Sounds great, thanks Kathleen. I'll let you know how I get on

Hi Annabel,  Would you consider hand marbled feathers a combo of colors that include green? Here are some of mine. The swan feathers are 11" to 13", the cockatoo feathers are head feathers. These are real feathers, permanent paint, and the paint is waterproof. They are non-delicate. I have many more feathers in my shop that combine bright green with other lovely colors. If you are interested pls take a look: www.QuillnAros.etsy.com/ .   Ely

oops, sorry I didnt mean to make these so big!

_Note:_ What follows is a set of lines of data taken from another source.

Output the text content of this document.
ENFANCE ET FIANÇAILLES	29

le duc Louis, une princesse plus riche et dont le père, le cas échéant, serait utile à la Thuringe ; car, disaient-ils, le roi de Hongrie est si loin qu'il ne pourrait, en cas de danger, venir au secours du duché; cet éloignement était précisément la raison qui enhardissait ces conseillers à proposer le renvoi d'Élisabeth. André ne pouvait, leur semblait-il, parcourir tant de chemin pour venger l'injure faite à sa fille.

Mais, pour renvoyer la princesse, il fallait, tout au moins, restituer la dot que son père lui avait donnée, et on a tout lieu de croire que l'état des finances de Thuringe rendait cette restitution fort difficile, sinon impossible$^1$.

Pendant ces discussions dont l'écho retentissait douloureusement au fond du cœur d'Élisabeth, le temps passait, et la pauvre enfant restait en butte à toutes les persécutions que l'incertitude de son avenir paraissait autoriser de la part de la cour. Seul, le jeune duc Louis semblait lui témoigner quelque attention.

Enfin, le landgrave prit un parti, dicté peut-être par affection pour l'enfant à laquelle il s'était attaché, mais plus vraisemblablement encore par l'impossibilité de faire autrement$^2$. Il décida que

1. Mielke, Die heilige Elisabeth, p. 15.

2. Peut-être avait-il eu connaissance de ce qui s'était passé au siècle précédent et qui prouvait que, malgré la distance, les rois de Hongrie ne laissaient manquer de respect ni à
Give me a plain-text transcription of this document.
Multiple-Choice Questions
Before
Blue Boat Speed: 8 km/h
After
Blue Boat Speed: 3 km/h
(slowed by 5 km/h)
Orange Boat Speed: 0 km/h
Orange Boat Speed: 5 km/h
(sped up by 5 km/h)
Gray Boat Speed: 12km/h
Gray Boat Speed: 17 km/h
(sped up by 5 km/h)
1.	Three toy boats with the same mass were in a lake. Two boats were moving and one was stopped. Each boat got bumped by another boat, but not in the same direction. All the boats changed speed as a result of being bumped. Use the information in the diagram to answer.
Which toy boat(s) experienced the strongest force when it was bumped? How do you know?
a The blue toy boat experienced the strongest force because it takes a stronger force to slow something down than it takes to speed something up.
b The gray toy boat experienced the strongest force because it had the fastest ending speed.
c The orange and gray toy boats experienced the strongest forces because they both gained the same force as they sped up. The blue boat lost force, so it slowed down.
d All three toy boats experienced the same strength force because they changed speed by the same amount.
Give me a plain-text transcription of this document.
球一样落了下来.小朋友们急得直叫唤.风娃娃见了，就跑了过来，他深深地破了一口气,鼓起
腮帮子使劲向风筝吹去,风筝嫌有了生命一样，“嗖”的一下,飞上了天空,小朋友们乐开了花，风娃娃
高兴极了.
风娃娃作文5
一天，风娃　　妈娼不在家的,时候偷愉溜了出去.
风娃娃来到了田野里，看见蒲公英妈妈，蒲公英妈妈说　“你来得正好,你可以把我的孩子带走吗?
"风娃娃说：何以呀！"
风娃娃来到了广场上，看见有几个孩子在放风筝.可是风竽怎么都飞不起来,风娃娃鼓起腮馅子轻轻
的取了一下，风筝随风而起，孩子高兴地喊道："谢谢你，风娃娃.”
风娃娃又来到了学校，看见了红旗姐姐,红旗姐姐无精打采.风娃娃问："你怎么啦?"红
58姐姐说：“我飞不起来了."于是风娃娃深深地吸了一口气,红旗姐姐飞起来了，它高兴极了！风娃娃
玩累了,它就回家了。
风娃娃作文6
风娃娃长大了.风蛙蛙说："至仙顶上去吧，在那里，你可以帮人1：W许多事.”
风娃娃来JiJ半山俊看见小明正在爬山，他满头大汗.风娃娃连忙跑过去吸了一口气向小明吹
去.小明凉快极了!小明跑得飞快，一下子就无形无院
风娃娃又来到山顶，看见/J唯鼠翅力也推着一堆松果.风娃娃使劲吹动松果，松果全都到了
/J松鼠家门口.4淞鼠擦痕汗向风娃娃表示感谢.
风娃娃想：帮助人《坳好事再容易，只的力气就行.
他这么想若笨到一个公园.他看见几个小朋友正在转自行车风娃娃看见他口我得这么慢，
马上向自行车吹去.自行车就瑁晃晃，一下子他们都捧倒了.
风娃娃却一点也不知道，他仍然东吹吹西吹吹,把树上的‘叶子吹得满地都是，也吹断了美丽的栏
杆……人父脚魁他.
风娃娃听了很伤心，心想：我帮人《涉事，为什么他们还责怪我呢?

Wow... beautiful feathers!

They're not quite what I was after but are really stunning. Its given me an idea for another project!
I'll definately have a look on etsy.
Thanks Ellen

also Pro Chemical and Dye, I purchase my marble colors from both Dharma Trading and Pro chemical. Elin Noble who is their experimentor wrote a book "Dyes and Paints". It is my bible for sure. Ely

From the Twittersphere...

I've heard a product called Design Master is pretty good.  http://www.torbandreiner.com/online-shop-1/millinery-essentials/des...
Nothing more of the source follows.